Review: Alan Partridge – Alpha Papa
Directed by: Declan Lowney
Starring: Steve Coogan, Colm Meaney, Sean Pertwee.
Rating: Running Time: 90 mins.
Alan Partridge (Steve Coogan) works along with fellow DJ Pat Farrell (Colm Meaney) at radio station North Norfolk Digital, a small local radio station. When the station is taken over by a corporation and re-branded into a new station named ‘Shape’, a decision is made regarding the image of the new station, and ageing DJ Pat, who is considered an outsider to most of the staff and whose audience is considered to be too old, is fired from the station as part of the shake up. That evening, at the launch party for Shape, a disgruntled Pat turns up with a shotgun and takes almost everyone present hostage with Alan being the exception.
Managing to escape the scene, Alan goes to the police only to be asked to go back into the situation as Pat, considering him his only friend at the station, demands Alan be the go-between for the hostage negotiations. Agreeing to do so, Alan enters into the station, realising that this could also be an opportunity for him to raise his own fledging PR, but once inside is forced to try and keep Pat calm, whilst also having to partake in a live radio broadcast as Pat’s co-host.
I have to admit I’m not a fan of the Alan Partridge character, and if ever ran across it on television I would immediately change the channel. It’s a big surprise to me to admit that even though the character does annoy me, I immensely enjoyed this movie. Instead of depending on the character to provide the quips and fill the 90 minutes running time, this takes the character – quips and all – and places him in a situation out of his depth.

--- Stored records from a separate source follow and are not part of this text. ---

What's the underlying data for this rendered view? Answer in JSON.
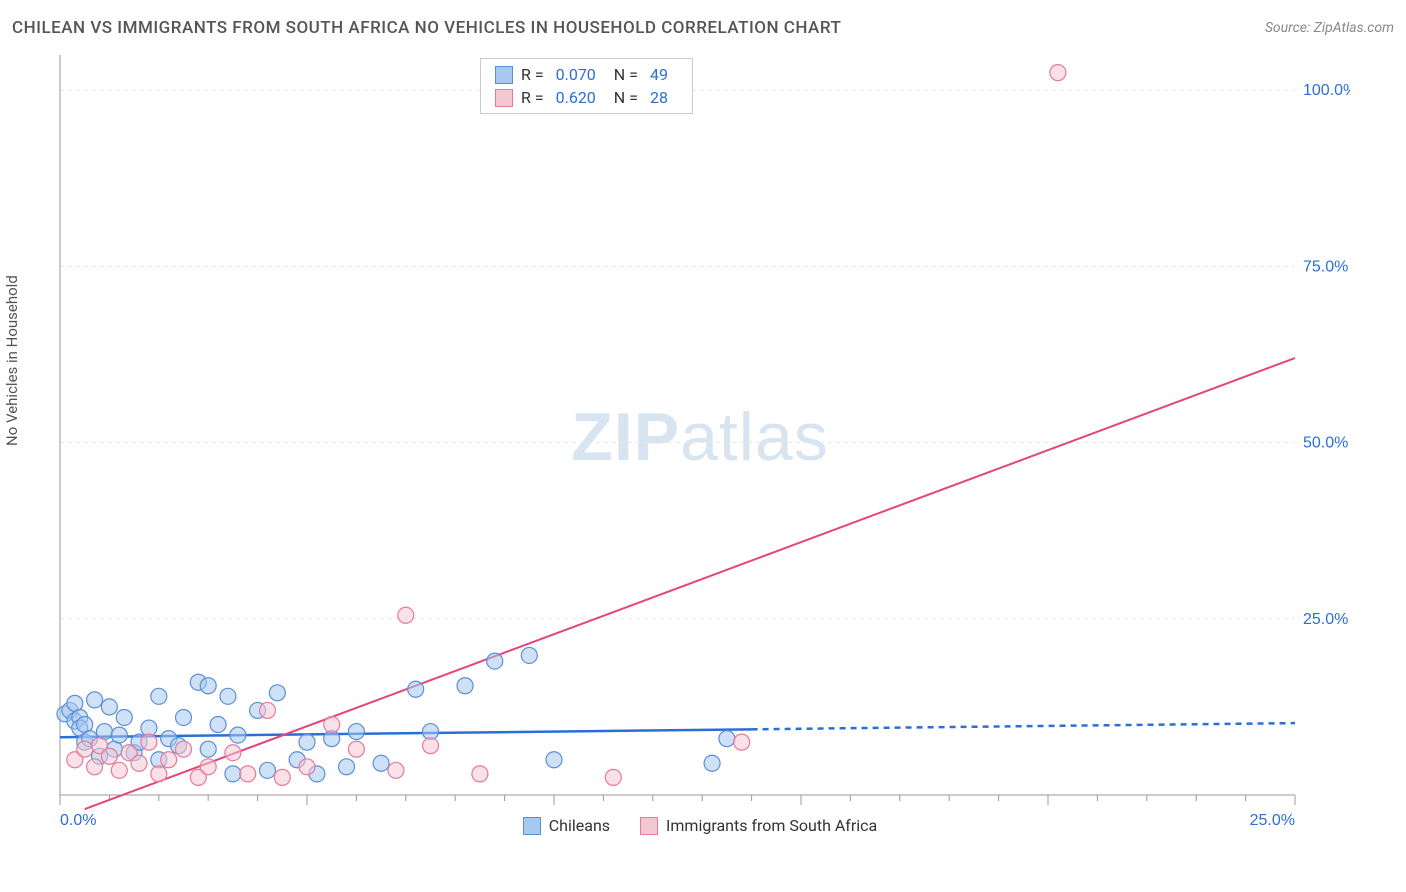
{
  "header": {
    "title": "CHILEAN VS IMMIGRANTS FROM SOUTH AFRICA NO VEHICLES IN HOUSEHOLD CORRELATION CHART",
    "source_prefix": "Source: ",
    "source_name": "ZipAtlas.com"
  },
  "axes": {
    "y_label": "No Vehicles in Household",
    "x_min": 0,
    "x_max": 25,
    "y_min": 0,
    "y_max": 105,
    "x_ticks": [
      0,
      5,
      10,
      15,
      20,
      25
    ],
    "x_tick_labels": [
      "0.0%",
      "",
      "",
      "",
      "",
      "25.0%"
    ],
    "y_ticks": [
      25,
      50,
      75,
      100
    ],
    "y_tick_labels": [
      "25.0%",
      "50.0%",
      "75.0%",
      "100.0%"
    ],
    "minor_x_ticks": [
      1,
      2,
      3,
      4,
      6,
      7,
      8,
      9,
      11,
      12,
      13,
      14,
      16,
      17,
      18,
      19,
      21,
      22,
      23,
      24
    ],
    "grid_color": "#e8e8e8",
    "axis_color": "#999",
    "tick_label_color": "#2a6fd6"
  },
  "watermark": {
    "bold": "ZIP",
    "light": "atlas"
  },
  "series": [
    {
      "id": "chileans",
      "label": "Chileans",
      "color_fill": "#a8c8f0",
      "color_stroke": "#5b8fd6",
      "marker_radius": 8,
      "R": "0.070",
      "N": "49",
      "trend": {
        "x1": 0,
        "y1": 8.2,
        "x2": 25,
        "y2": 10.2,
        "solid_until_x": 14,
        "color": "#2a6fd6",
        "width": 2.5
      },
      "points": [
        [
          0.1,
          11.5
        ],
        [
          0.2,
          12
        ],
        [
          0.3,
          10.5
        ],
        [
          0.3,
          13
        ],
        [
          0.4,
          11
        ],
        [
          0.4,
          9.5
        ],
        [
          0.5,
          10
        ],
        [
          0.5,
          7.5
        ],
        [
          0.6,
          8
        ],
        [
          0.7,
          13.5
        ],
        [
          0.8,
          5.5
        ],
        [
          0.9,
          9
        ],
        [
          1.0,
          12.5
        ],
        [
          1.1,
          6.5
        ],
        [
          1.2,
          8.5
        ],
        [
          1.3,
          11
        ],
        [
          1.5,
          6
        ],
        [
          1.6,
          7.5
        ],
        [
          1.8,
          9.5
        ],
        [
          2.0,
          14
        ],
        [
          2.0,
          5
        ],
        [
          2.2,
          8
        ],
        [
          2.4,
          7
        ],
        [
          2.5,
          11
        ],
        [
          2.8,
          16
        ],
        [
          3.0,
          6.5
        ],
        [
          3.0,
          15.5
        ],
        [
          3.2,
          10
        ],
        [
          3.4,
          14
        ],
        [
          3.5,
          3
        ],
        [
          3.6,
          8.5
        ],
        [
          4.0,
          12
        ],
        [
          4.2,
          3.5
        ],
        [
          4.4,
          14.5
        ],
        [
          4.8,
          5
        ],
        [
          5.0,
          7.5
        ],
        [
          5.2,
          3
        ],
        [
          5.5,
          8
        ],
        [
          5.8,
          4
        ],
        [
          6.0,
          9
        ],
        [
          6.5,
          4.5
        ],
        [
          7.2,
          15
        ],
        [
          7.5,
          9
        ],
        [
          8.2,
          15.5
        ],
        [
          8.8,
          19
        ],
        [
          9.5,
          19.8
        ],
        [
          10,
          5
        ],
        [
          13.2,
          4.5
        ],
        [
          13.5,
          8
        ]
      ]
    },
    {
      "id": "south_africa",
      "label": "Immigrants from South Africa",
      "color_fill": "#f5c6d3",
      "color_stroke": "#e67a9b",
      "marker_radius": 8,
      "R": "0.620",
      "N": "28",
      "trend": {
        "x1": 0.5,
        "y1": -2,
        "x2": 25,
        "y2": 62,
        "solid_until_x": 25,
        "color": "#e6447a",
        "width": 2
      },
      "points": [
        [
          0.3,
          5
        ],
        [
          0.5,
          6.5
        ],
        [
          0.7,
          4
        ],
        [
          0.8,
          7
        ],
        [
          1.0,
          5.5
        ],
        [
          1.2,
          3.5
        ],
        [
          1.4,
          6
        ],
        [
          1.6,
          4.5
        ],
        [
          1.8,
          7.5
        ],
        [
          2.0,
          3
        ],
        [
          2.2,
          5
        ],
        [
          2.5,
          6.5
        ],
        [
          2.8,
          2.5
        ],
        [
          3.0,
          4
        ],
        [
          3.5,
          6
        ],
        [
          3.8,
          3
        ],
        [
          4.2,
          12
        ],
        [
          4.5,
          2.5
        ],
        [
          5.0,
          4
        ],
        [
          5.5,
          10
        ],
        [
          6.0,
          6.5
        ],
        [
          6.8,
          3.5
        ],
        [
          7.0,
          25.5
        ],
        [
          7.5,
          7
        ],
        [
          8.5,
          3
        ],
        [
          11.2,
          2.5
        ],
        [
          13.8,
          7.5
        ],
        [
          20.2,
          102.5
        ]
      ]
    }
  ],
  "legend_top": {
    "R_label": "R =",
    "N_label": "N ="
  }
}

There’s politically incorrect comments, there’s some slight satirical comment on corporate take overs, there’s the lines of dialogue that go on long without someone there to say ‘please, stop’ but that are genuinely funny. It won’t win any awards for being creative, being especially well filmed, or being especially well written, but it’s good, largely clean, fun, and stays away from the current trend of delving into gross-out comedy, but it still manages to be consistently funny from start to finish.
I have heard comments from some that it may not be as funny as some of the television episodes, possibly from being restrained slightly, but the audience were laughing throughout, and at no point does the pace begin to lag or did the laughs stop coming. It’s not the best comedy to have come out in recent years, but it’s a solid 90 minutes of successful laughs that more than entertains.